It’s like crying wolf. If Pacific officials continue to claim the current erosion problems are caused by global warming when they’re not, people will stop paying attention to the bigger picture question: if actions aren’t taken now to reduce the output of pollution globally, in the next 30 years or so, a difficult-to-reverse cycle of global climate changes will result in disaster for low-lying islands and coastal areas.

In every major urban center in small islands, from Majuro (Marshall Islands) to Tarawa (Kiribati) to Funafuti (Tuvalu), there is big environmental change, primarily from causeways that were built to link islands together, covering over natural ocean-to-lagoon water channels. Add to that a significant amount of dredging and seawall construction and the result is that the natural topography of these fragile atolls has been changed beyond recognition.
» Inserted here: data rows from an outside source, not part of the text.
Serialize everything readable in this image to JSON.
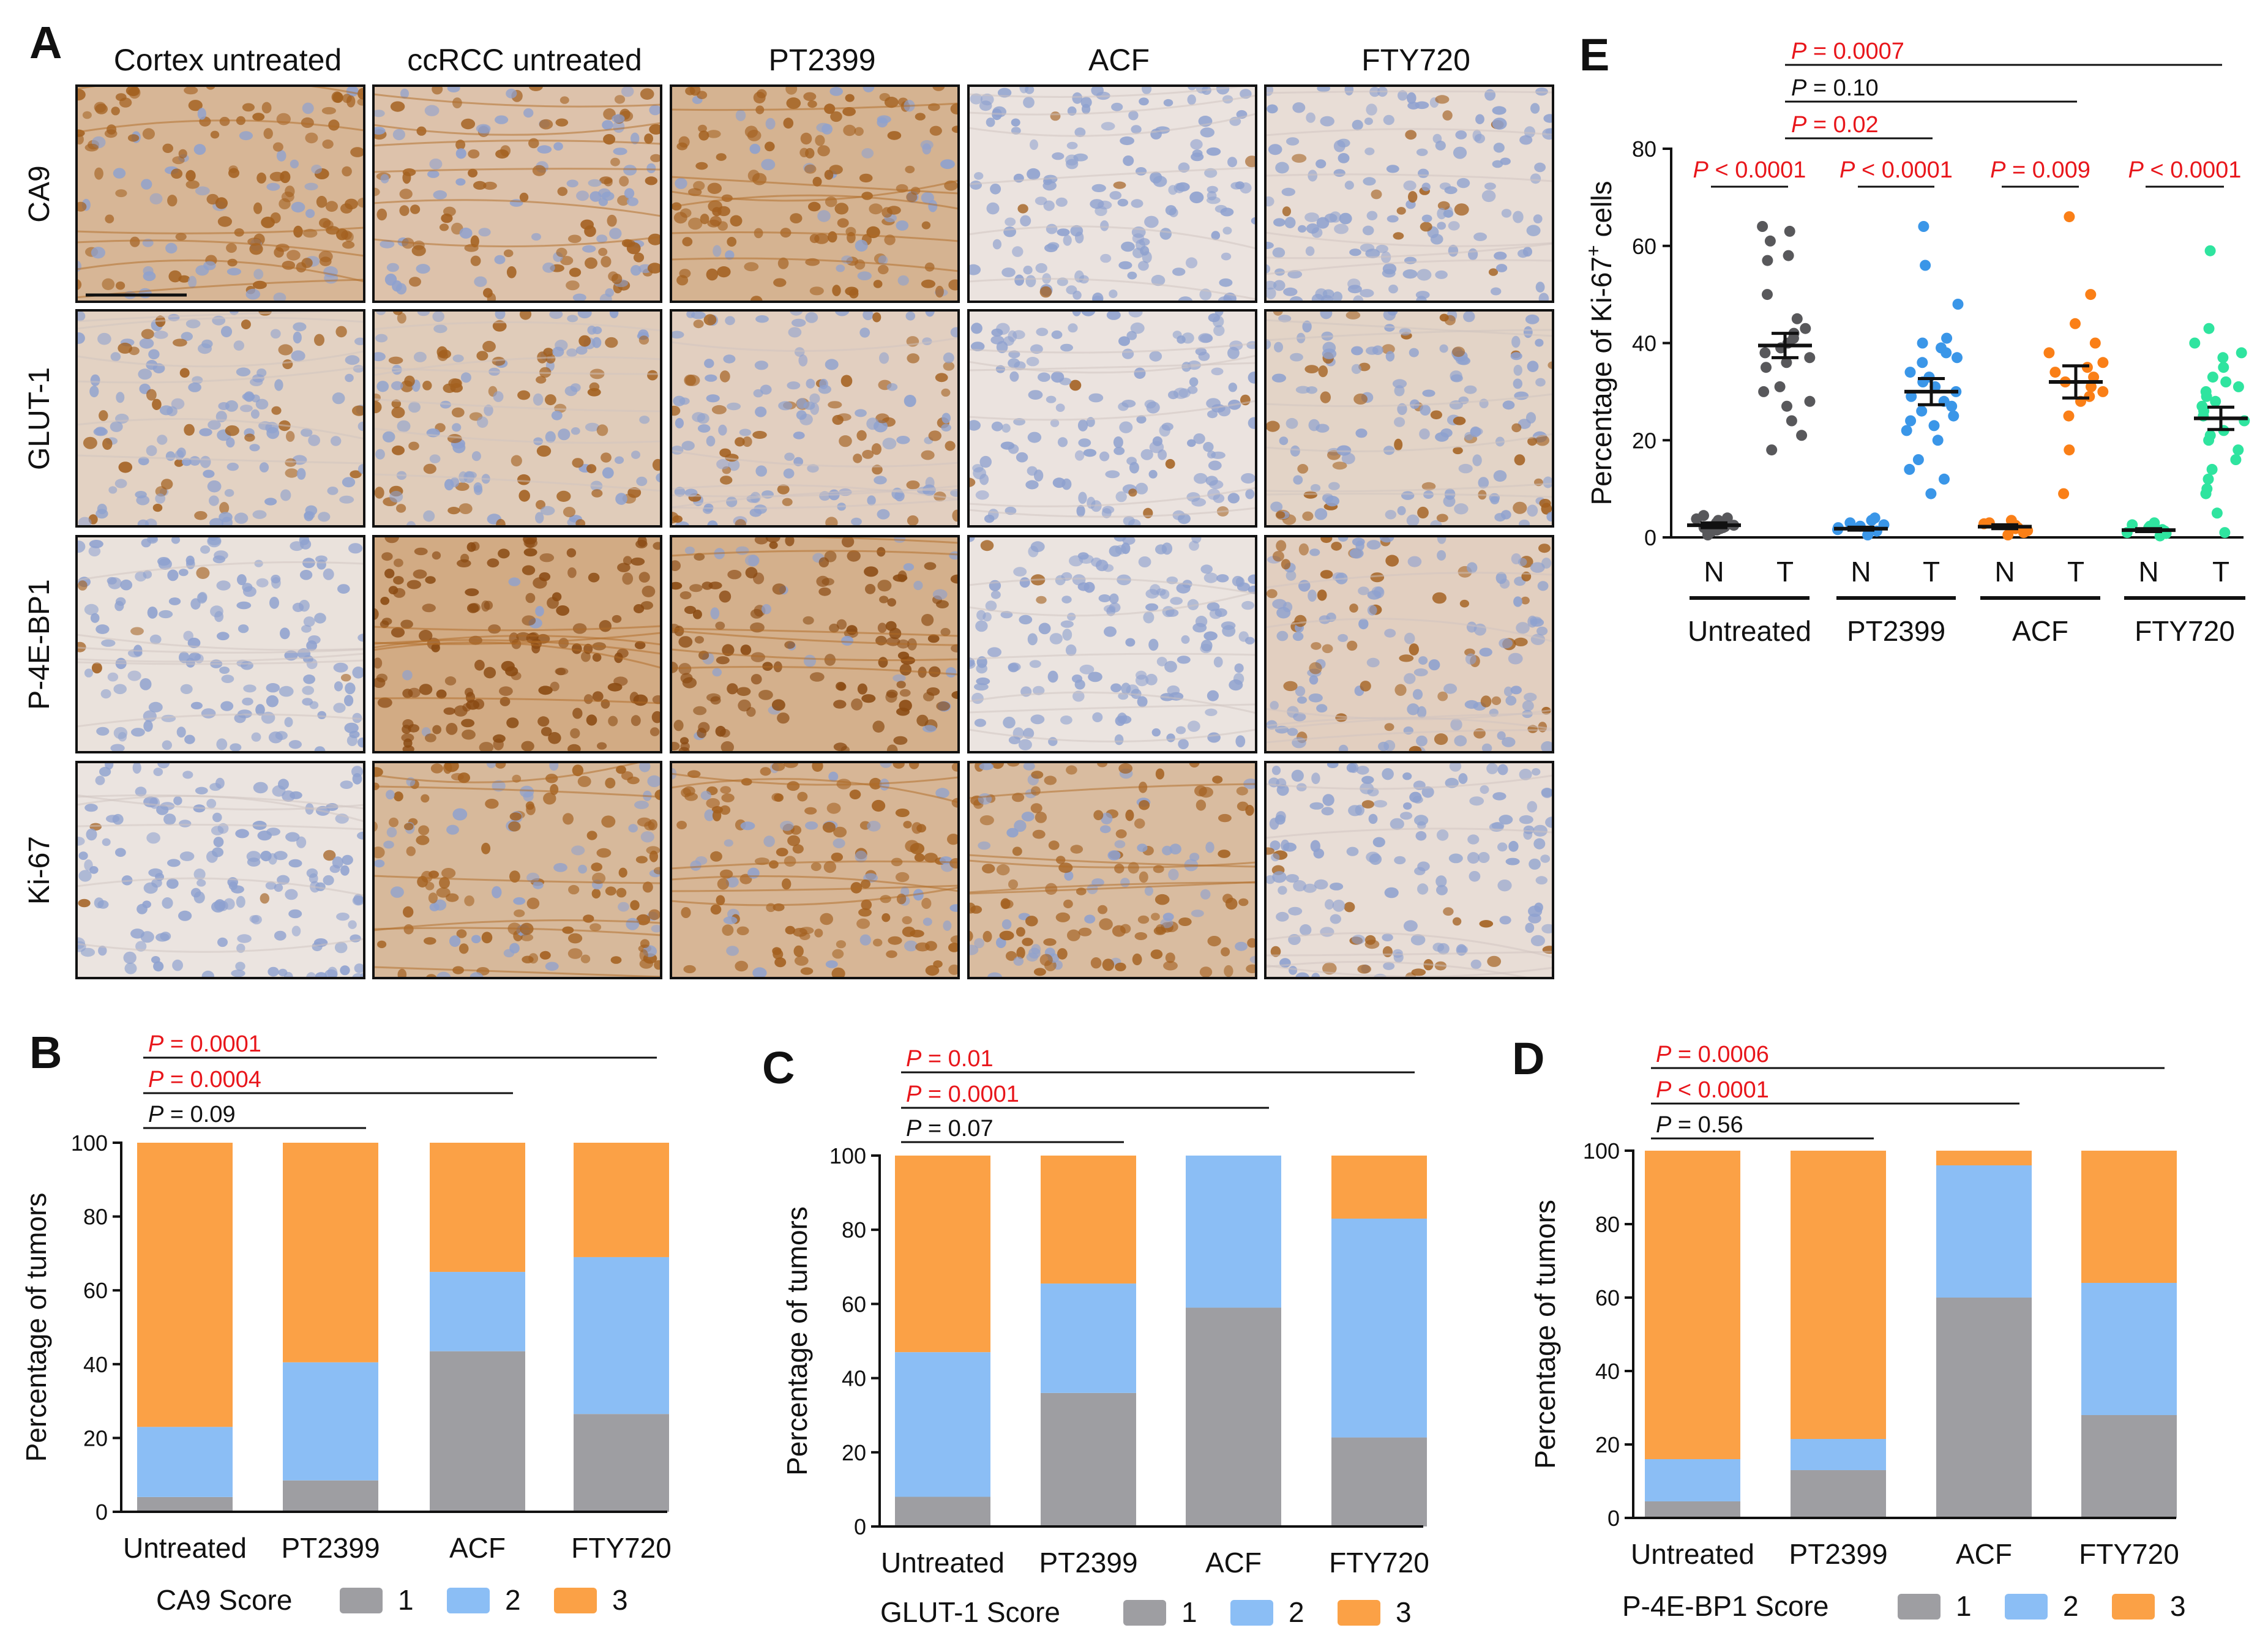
{
  "panel_letters": {
    "a": "A",
    "b": "B",
    "c": "C",
    "d": "D",
    "e": "E"
  },
  "ihc": {
    "columns": [
      "Cortex untreated",
      "ccRCC untreated",
      "PT2399",
      "ACF",
      "FTY720"
    ],
    "rows": [
      "CA9",
      "GLUT-1",
      "P-4E-BP1",
      "Ki-67"
    ],
    "stain_level": [
      [
        0.75,
        0.55,
        0.8,
        0.04,
        0.12
      ],
      [
        0.3,
        0.4,
        0.35,
        0.03,
        0.28
      ],
      [
        0.05,
        0.92,
        0.85,
        0.02,
        0.35
      ],
      [
        0.02,
        0.7,
        0.75,
        0.65,
        0.12
      ]
    ],
    "colors": {
      "stain": "#b8722a",
      "counterstain": "#8ea1cf",
      "background": "#ece6e3"
    }
  },
  "score_colors": {
    "1": "#9e9ea2",
    "2": "#8bbef5",
    "3": "#fba146"
  },
  "chart_data": [
    {
      "panel": "B",
      "type": "bar",
      "stacked": true,
      "categories": [
        "Untreated",
        "PT2399",
        "ACF",
        "FTY720"
      ],
      "ylabel": "Percentage of tumors",
      "ylim": [
        0,
        100
      ],
      "yticks": [
        "0",
        "20",
        "40",
        "60",
        "80",
        "100"
      ],
      "legend_title": "CA9 Score",
      "series": [
        {
          "name": "1",
          "color": "#9e9ea2",
          "values": [
            4,
            8.5,
            43.5,
            26.5
          ]
        },
        {
          "name": "2",
          "color": "#8bbef5",
          "values": [
            19,
            32,
            21.5,
            42.5
          ]
        },
        {
          "name": "3",
          "color": "#fba146",
          "values": [
            77,
            59.5,
            35,
            31
          ]
        }
      ],
      "pvalues": [
        {
          "p": "P",
          "text": " = 0.0001",
          "color": "red",
          "to": 3
        },
        {
          "p": "P",
          "text": " = 0.0004",
          "color": "red",
          "to": 2
        },
        {
          "p": "P",
          "text": " = 0.09",
          "color": "black",
          "to": 1
        }
      ]
    },
    {
      "panel": "C",
      "type": "bar",
      "stacked": true,
      "categories": [
        "Untreated",
        "PT2399",
        "ACF",
        "FTY720"
      ],
      "ylabel": "Percentage of tumors",
      "ylim": [
        0,
        100
      ],
      "yticks": [
        "0",
        "20",
        "40",
        "60",
        "80",
        "100"
      ],
      "legend_title": "GLUT-1 Score",
      "series": [
        {
          "name": "1",
          "color": "#9e9ea2",
          "values": [
            8,
            36,
            59,
            24
          ]
        },
        {
          "name": "2",
          "color": "#8bbef5",
          "values": [
            39,
            29.5,
            41,
            59
          ]
        },
        {
          "name": "3",
          "color": "#fba146",
          "values": [
            53,
            34.5,
            0,
            17
          ]
        }
      ],
      "pvalues": [
        {
          "p": "P",
          "text": " = 0.01",
          "color": "red",
          "to": 3
        },
        {
          "p": "P",
          "text": " = 0.0001",
          "color": "red",
          "to": 2
        },
        {
          "p": "P",
          "text": " = 0.07",
          "color": "black",
          "to": 1
        }
      ]
    },
    {
      "panel": "D",
      "type": "bar",
      "stacked": true,
      "categories": [
        "Untreated",
        "PT2399",
        "ACF",
        "FTY720"
      ],
      "ylabel": "Percentage of tumors",
      "ylim": [
        0,
        100
      ],
      "yticks": [
        "0",
        "20",
        "40",
        "60",
        "80",
        "100"
      ],
      "legend_title": "P-4E-BP1 Score",
      "series": [
        {
          "name": "1",
          "color": "#9e9ea2",
          "values": [
            4.5,
            13,
            60,
            28
          ]
        },
        {
          "name": "2",
          "color": "#8bbef5",
          "values": [
            11.5,
            8.5,
            36,
            36
          ]
        },
        {
          "name": "3",
          "color": "#fba146",
          "values": [
            84,
            78.5,
            4,
            36
          ]
        }
      ],
      "pvalues": [
        {
          "p": "P",
          "text": " = 0.0006",
          "color": "red",
          "to": 3
        },
        {
          "p": "P",
          "text": " < 0.0001",
          "color": "red",
          "to": 2
        },
        {
          "p": "P",
          "text": " = 0.56",
          "color": "black",
          "to": 1
        }
      ]
    },
    {
      "panel": "E",
      "type": "scatter",
      "ylabel": "Percentage of Ki-67",
      "ylabel_sup": "+",
      "ylabel_end": " cells",
      "ylim": [
        0,
        80
      ],
      "yticks": [
        "0",
        "20",
        "40",
        "60",
        "80"
      ],
      "groups": [
        "Untreated",
        "PT2399",
        "ACF",
        "FTY720"
      ],
      "subgroups": [
        "N",
        "T"
      ],
      "series": [
        {
          "group": "Untreated",
          "sub": "N",
          "color": "#58585b",
          "mean": 2.5,
          "sem": 0.5,
          "values": [
            0.5,
            1,
            1.2,
            1.5,
            1.8,
            2,
            2,
            2.2,
            2.5,
            2.5,
            2.8,
            3,
            3,
            3.2,
            3.5,
            3.8,
            4,
            4.5
          ]
        },
        {
          "group": "Untreated",
          "sub": "T",
          "color": "#58585b",
          "mean": 39.5,
          "sem": 2.5,
          "values": [
            64,
            63,
            61,
            58,
            57,
            50,
            45,
            43,
            42,
            41,
            40,
            39,
            38,
            37,
            36,
            35,
            31,
            30,
            28,
            27,
            24,
            21,
            18
          ]
        },
        {
          "group": "PT2399",
          "sub": "N",
          "color": "#3a96e8",
          "mean": 1.8,
          "sem": 0.3,
          "values": [
            0.5,
            1,
            1.3,
            1.6,
            2,
            2.3,
            2.6,
            3,
            3.5,
            4
          ]
        },
        {
          "group": "PT2399",
          "sub": "T",
          "color": "#3a96e8",
          "mean": 30,
          "sem": 2.7,
          "values": [
            64,
            56,
            48,
            41,
            40,
            39,
            38,
            37,
            36,
            34,
            33,
            32,
            31,
            30,
            29,
            28,
            27,
            26,
            25,
            24,
            23,
            22,
            20,
            16,
            14,
            12,
            9
          ]
        },
        {
          "group": "ACF",
          "sub": "N",
          "color": "#fa7f17",
          "mean": 2.2,
          "sem": 0.4,
          "values": [
            0.5,
            1,
            1.4,
            1.8,
            2,
            2.2,
            2.5,
            2.8,
            3,
            3.5
          ]
        },
        {
          "group": "ACF",
          "sub": "T",
          "color": "#fa7f17",
          "mean": 32,
          "sem": 3.3,
          "values": [
            66,
            50,
            44,
            40,
            38,
            36,
            35,
            34,
            33,
            32,
            31,
            30,
            29,
            28,
            25,
            18,
            9
          ]
        },
        {
          "group": "FTY720",
          "sub": "N",
          "color": "#2fe49f",
          "mean": 1.5,
          "sem": 0.3,
          "values": [
            0.3,
            0.8,
            1,
            1.3,
            1.6,
            2,
            2.3,
            2.6,
            3
          ]
        },
        {
          "group": "FTY720",
          "sub": "T",
          "color": "#2fe49f",
          "mean": 24.5,
          "sem": 2.3,
          "values": [
            59,
            43,
            40,
            38,
            37,
            35,
            33,
            32,
            31,
            30,
            29,
            28,
            27,
            26,
            25,
            24,
            22,
            21,
            20,
            18,
            16,
            14,
            12,
            10,
            9,
            5,
            1
          ]
        }
      ],
      "within_pvalues": [
        {
          "group": "Untreated",
          "p": "P",
          "text": " < 0.0001",
          "color": "red"
        },
        {
          "group": "PT2399",
          "p": "P",
          "text": " < 0.0001",
          "color": "red"
        },
        {
          "group": "ACF",
          "p": "P",
          "text": " = 0.009",
          "color": "red"
        },
        {
          "group": "FTY720",
          "p": "P",
          "text": " < 0.0001",
          "color": "red"
        }
      ],
      "between_pvalues": [
        {
          "p": "P",
          "text": " = 0.0007",
          "color": "red",
          "to": "FTY720"
        },
        {
          "p": "P",
          "text": " = 0.10",
          "color": "black",
          "to": "ACF"
        },
        {
          "p": "P",
          "text": " = 0.02",
          "color": "red",
          "to": "PT2399"
        }
      ]
    }
  ]
}
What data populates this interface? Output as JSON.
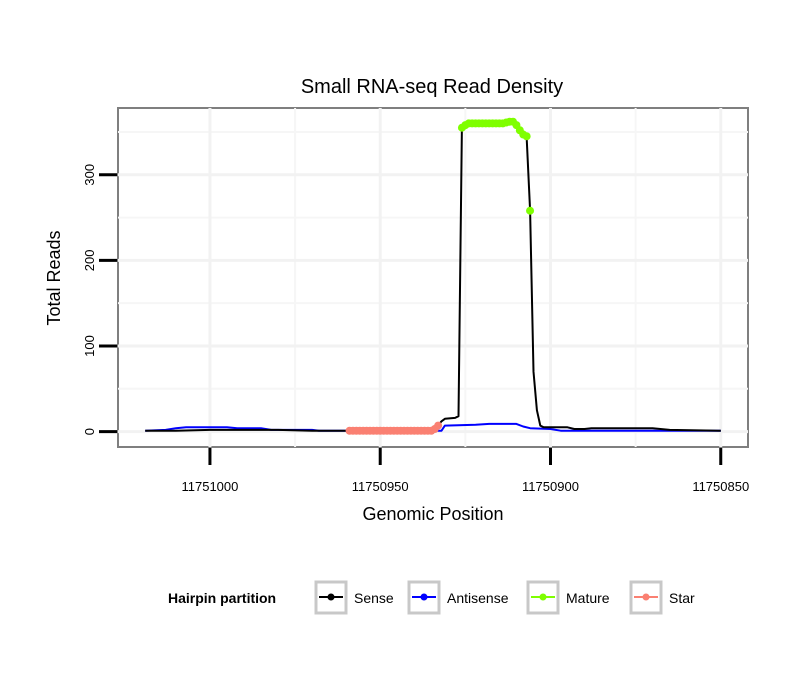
{
  "chart_data": {
    "type": "line",
    "title": "Small RNA-seq Read Density",
    "xlabel": "Genomic Position",
    "ylabel": "Total Reads",
    "xlim": [
      11751027,
      11750842
    ],
    "x_reversed": true,
    "ylim": [
      -18,
      378
    ],
    "x_ticks": [
      11751000,
      11750950,
      11750900,
      11750850
    ],
    "x_tick_labels": [
      "11751000",
      "11750950",
      "11750900",
      "11750850"
    ],
    "y_ticks": [
      0,
      100,
      200,
      300
    ],
    "y_tick_labels": [
      "0",
      "100",
      "200",
      "300"
    ],
    "grid": true,
    "legend": {
      "title": "Hairpin partition",
      "placement": "bottom",
      "entries": [
        {
          "label": "Sense",
          "color": "#000000"
        },
        {
          "label": "Antisense",
          "color": "#0000ff"
        },
        {
          "label": "Mature",
          "color": "#7fff00"
        },
        {
          "label": "Star",
          "color": "#fa8072"
        }
      ]
    },
    "series": [
      {
        "name": "Sense",
        "kind": "line",
        "color": "#000000",
        "points": [
          [
            11751019,
            1
          ],
          [
            11751010,
            1
          ],
          [
            11751000,
            2
          ],
          [
            11750980,
            2
          ],
          [
            11750970,
            1
          ],
          [
            11750959,
            1
          ],
          [
            11750935,
            1
          ],
          [
            11750934,
            3
          ],
          [
            11750933,
            7
          ],
          [
            11750932,
            12
          ],
          [
            11750931,
            15
          ],
          [
            11750928,
            16
          ],
          [
            11750927,
            18
          ],
          [
            11750926,
            355
          ],
          [
            11750925,
            358
          ],
          [
            11750924,
            360
          ],
          [
            11750914,
            360
          ],
          [
            11750913,
            361
          ],
          [
            11750912,
            362
          ],
          [
            11750911,
            362
          ],
          [
            11750910,
            358
          ],
          [
            11750909,
            352
          ],
          [
            11750908,
            347
          ],
          [
            11750907,
            345
          ],
          [
            11750906,
            258
          ],
          [
            11750905,
            70
          ],
          [
            11750904,
            25
          ],
          [
            11750903,
            7
          ],
          [
            11750902,
            5
          ],
          [
            11750895,
            5
          ],
          [
            11750893,
            3
          ],
          [
            11750890,
            3
          ],
          [
            11750888,
            4
          ],
          [
            11750870,
            4
          ],
          [
            11750865,
            2
          ],
          [
            11750850,
            1
          ]
        ]
      },
      {
        "name": "Antisense",
        "kind": "line",
        "color": "#0000ff",
        "points": [
          [
            11751019,
            1
          ],
          [
            11751013,
            2
          ],
          [
            11751010,
            4
          ],
          [
            11751007,
            5
          ],
          [
            11750995,
            5
          ],
          [
            11750992,
            4
          ],
          [
            11750985,
            4
          ],
          [
            11750982,
            2
          ],
          [
            11750970,
            2
          ],
          [
            11750968,
            1
          ],
          [
            11750932,
            1
          ],
          [
            11750931,
            7
          ],
          [
            11750922,
            8
          ],
          [
            11750918,
            9
          ],
          [
            11750910,
            9
          ],
          [
            11750908,
            6
          ],
          [
            11750906,
            4
          ],
          [
            11750900,
            3
          ],
          [
            11750897,
            1
          ],
          [
            11750850,
            1
          ]
        ]
      },
      {
        "name": "Mature",
        "kind": "points",
        "color": "#7fff00",
        "points": [
          [
            11750926,
            355
          ],
          [
            11750925,
            358
          ],
          [
            11750924,
            360
          ],
          [
            11750923,
            360
          ],
          [
            11750922,
            360
          ],
          [
            11750921,
            360
          ],
          [
            11750920,
            360
          ],
          [
            11750919,
            360
          ],
          [
            11750918,
            360
          ],
          [
            11750917,
            360
          ],
          [
            11750916,
            360
          ],
          [
            11750915,
            360
          ],
          [
            11750914,
            360
          ],
          [
            11750913,
            361
          ],
          [
            11750912,
            362
          ],
          [
            11750911,
            362
          ],
          [
            11750910,
            358
          ],
          [
            11750909,
            352
          ],
          [
            11750908,
            347
          ],
          [
            11750907,
            345
          ],
          [
            11750906,
            258
          ]
        ]
      },
      {
        "name": "Star",
        "kind": "points",
        "color": "#fa8072",
        "points": [
          [
            11750959,
            1
          ],
          [
            11750958,
            1
          ],
          [
            11750957,
            1
          ],
          [
            11750956,
            1
          ],
          [
            11750955,
            1
          ],
          [
            11750954,
            1
          ],
          [
            11750953,
            1
          ],
          [
            11750952,
            1
          ],
          [
            11750951,
            1
          ],
          [
            11750950,
            1
          ],
          [
            11750949,
            1
          ],
          [
            11750948,
            1
          ],
          [
            11750947,
            1
          ],
          [
            11750946,
            1
          ],
          [
            11750945,
            1
          ],
          [
            11750944,
            1
          ],
          [
            11750943,
            1
          ],
          [
            11750942,
            1
          ],
          [
            11750941,
            1
          ],
          [
            11750940,
            1
          ],
          [
            11750939,
            1
          ],
          [
            11750938,
            1
          ],
          [
            11750937,
            1
          ],
          [
            11750936,
            1
          ],
          [
            11750935,
            1
          ],
          [
            11750934,
            3
          ],
          [
            11750933,
            7
          ]
        ]
      }
    ]
  }
}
Along with the current man-made imprint on atoll environments, the early stages of climate change are evident. The record of the past few years demonstrates that global climate change is fostering more severe, and possibly more frequent, climate variations and storms. Severe El Niños and more powerful storms result. Stronger and more frequent weather events take their toll on small islands that often have few resources and marginal lands.

The Pacific area in general, and small islands in particular, are gaining wider international attention for a variety of unique needs. That interest shouldn’t be undermined with uninformed statements blaming all current atoll environmental problems on climate change.